La veuve du patron de Volkswagen a accepté une "clause de célibat" pour pouvoir toucher son héritage

Ursula Marianne Piëch, quatrième et dernière épouse de Ferdinand Piëch, décédé le 25 août, devra renoncer à son héritage d’1,1 milliard d’euros si elle souhaite se remarier un jour. L’ancien président de Volkswagen lui a en effet fait signer une "clause de célibat".

“Jusqu’à ce que la mort nous sépare”, et au-delà. Dimanche 25 août est décédé Ferdinand Piëch, à l’âge de 82 ans. L’ingénieur autrichien a été le président historique de la marque automobile Volkswagen, fondée par son grand-père, de 1993 à 2015.

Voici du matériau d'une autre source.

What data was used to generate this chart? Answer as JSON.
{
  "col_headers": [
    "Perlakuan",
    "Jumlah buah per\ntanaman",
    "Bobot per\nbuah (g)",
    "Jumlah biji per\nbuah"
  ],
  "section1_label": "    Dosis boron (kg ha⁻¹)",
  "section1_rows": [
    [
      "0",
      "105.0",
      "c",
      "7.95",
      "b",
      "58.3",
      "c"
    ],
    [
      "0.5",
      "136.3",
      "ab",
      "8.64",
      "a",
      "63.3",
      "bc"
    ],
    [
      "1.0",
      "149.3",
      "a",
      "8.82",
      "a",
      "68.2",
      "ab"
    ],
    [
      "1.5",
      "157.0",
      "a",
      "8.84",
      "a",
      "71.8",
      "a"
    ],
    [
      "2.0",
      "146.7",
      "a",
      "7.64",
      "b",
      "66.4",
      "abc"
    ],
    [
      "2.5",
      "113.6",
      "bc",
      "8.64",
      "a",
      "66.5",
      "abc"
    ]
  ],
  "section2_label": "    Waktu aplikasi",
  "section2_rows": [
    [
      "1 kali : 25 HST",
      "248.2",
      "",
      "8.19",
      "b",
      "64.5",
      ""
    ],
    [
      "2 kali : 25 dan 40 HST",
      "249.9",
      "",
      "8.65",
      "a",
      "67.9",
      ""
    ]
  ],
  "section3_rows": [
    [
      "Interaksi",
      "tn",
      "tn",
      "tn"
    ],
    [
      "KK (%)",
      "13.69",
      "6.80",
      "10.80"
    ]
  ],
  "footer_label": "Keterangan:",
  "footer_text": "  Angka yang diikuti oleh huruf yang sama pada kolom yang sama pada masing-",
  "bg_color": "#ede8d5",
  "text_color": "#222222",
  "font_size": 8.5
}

Le capitaine d’industrie, qui était surnommé “le vieux” en interne, écrit Libération en 2012, laisse derrière lui sa quatrième épouse, Ursula Marianne Piëch, 63 ans, et douze enfants, dont trois avec elle, et deux nés de liaisons. 

“Sa seule personne de confiance”

L’estimant seule capable de garantir l’unité financière de la famille, Ferdinand Piëch avait placé sa dernière épouse, qu’il surnommait “Uschi”, à la tête du conseil de surveillance de Volkswagen en 2012.

“La seule personne en qui il avait confiance”, selon Les Échos, l’ancien patron en a aussi fait sa seule héritière, pour un héritage astronomique d’1,1 milliard d’euros, selon les estimations de la presse allemande.

La fortune ou le mariage

Mais lui donner des postes importants ne suffisait pas. Pour s’assurer encore plus que sa dernière bien-aimée ne décide pas de refaire sa vie et donc, mettre en péril cet équilibre familial garantissant, à ses yeux, la viabilité de l’entreprise, l’ancien patron lui a inclus “clause de célibat” dans son testament. C’est ce que révèle le quotidien allemand Bild.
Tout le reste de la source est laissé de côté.